Wohnen ist mehr als ein Dach über dem Kopf. Wohnen bedeutet Sicherheit, Würde, Zuhause. Die Ratsfraktionen Bündnis 90/Die Grünen und SPD setzen sich mit ihrem Änderungsantrag zur Quotenregelung für geförderten Wohnungsbau dafür ein, dass bezahlbarer Wohnraum in Kiel verbindlich entsteht (Drs. 0080/2026-01 ). Auch dann, wenn Landesmittel zeitweise ausgeschöpft sind.

„Der Wohnungsmarkt in Kiel ist angespannt. Familien, Auszubildende, Alleinerziehende und Senior*innen brauchen Wohnungen, die sie sich leisten können.
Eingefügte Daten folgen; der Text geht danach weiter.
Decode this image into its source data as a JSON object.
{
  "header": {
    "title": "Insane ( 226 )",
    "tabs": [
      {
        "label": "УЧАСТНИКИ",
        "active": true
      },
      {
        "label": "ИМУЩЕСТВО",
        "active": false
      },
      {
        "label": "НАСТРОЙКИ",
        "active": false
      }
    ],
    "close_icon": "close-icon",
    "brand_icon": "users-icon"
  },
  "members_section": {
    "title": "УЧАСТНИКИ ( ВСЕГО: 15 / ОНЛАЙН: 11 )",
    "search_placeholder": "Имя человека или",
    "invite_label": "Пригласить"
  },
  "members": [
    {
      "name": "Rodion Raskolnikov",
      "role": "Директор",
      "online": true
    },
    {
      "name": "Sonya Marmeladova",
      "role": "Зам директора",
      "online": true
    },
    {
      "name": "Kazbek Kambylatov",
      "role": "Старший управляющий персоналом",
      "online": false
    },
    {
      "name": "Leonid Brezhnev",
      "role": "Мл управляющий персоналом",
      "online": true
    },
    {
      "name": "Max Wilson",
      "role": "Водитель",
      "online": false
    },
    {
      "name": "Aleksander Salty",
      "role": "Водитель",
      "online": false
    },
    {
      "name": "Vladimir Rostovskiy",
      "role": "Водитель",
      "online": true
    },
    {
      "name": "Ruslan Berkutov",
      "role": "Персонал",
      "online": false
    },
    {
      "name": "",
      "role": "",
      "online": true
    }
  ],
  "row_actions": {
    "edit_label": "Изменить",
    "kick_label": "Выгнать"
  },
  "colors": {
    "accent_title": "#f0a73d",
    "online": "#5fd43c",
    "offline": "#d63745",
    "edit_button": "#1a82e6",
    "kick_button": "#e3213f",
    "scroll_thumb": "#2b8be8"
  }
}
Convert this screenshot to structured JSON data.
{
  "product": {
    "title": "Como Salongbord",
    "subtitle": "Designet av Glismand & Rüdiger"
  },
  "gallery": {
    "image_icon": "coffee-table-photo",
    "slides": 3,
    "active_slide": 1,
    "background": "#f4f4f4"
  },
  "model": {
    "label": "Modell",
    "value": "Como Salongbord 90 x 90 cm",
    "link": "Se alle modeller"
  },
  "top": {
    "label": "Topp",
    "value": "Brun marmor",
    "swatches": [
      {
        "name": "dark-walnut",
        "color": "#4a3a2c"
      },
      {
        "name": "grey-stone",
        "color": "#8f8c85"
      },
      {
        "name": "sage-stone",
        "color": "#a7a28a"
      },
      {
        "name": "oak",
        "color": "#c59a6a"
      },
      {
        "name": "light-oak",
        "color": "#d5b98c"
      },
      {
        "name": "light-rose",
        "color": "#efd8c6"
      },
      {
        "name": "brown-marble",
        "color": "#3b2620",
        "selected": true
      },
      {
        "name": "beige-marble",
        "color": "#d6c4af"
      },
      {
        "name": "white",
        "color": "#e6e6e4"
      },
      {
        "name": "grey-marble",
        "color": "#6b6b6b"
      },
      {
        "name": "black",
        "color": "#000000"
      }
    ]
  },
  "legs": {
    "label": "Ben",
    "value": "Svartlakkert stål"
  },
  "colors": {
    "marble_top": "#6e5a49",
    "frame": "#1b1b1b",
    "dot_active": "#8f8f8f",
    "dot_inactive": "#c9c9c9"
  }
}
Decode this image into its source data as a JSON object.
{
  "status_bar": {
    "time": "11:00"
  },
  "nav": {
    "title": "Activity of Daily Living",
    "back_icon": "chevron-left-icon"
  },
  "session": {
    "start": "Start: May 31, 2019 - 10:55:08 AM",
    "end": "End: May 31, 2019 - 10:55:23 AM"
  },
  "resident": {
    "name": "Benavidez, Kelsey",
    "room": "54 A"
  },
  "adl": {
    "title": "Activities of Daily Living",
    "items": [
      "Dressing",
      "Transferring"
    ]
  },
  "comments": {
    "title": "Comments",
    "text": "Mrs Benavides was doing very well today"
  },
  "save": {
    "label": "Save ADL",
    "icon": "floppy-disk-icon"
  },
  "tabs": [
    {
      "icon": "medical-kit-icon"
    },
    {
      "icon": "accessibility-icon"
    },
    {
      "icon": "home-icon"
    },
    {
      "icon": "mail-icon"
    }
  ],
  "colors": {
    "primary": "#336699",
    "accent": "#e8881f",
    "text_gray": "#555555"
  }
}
Darauf geben wir eine klare Antwort: Bezahlbares Wohnen bleibt verbindlicher Bestandteil neuer Bauprojekte“, erklärt Arne Stenger, baupolitischer Sprecher der grünen Ratsfraktion. „Künftig sollen Vorhabenträger*innen auch bei einer Ablehnung durch das Land Schleswig-Holstein einen zweiten Antrag auf soziale Wohnraumförderung stellen. Damit erhöhen wir die Chance, Fördermittel zu erhalten, und schaffen Planungssicherheit. Im Falle, dass die die Förderung abermals nicht greift, wollen wir durch die Verwaltung prüfen lassen, ob mindestens 30 Prozent der entstehenden Wohnungen zu einem Höchstmietpreis von maximal 2 Euro über dem Mietpreis des zweiten Förderwegs pro Quadratmeter angeboten werden können – mit einer Preisbindung von 25 Jahren. Das ist sozial und schafft Stabilität auf dem Wohnungsmarkt.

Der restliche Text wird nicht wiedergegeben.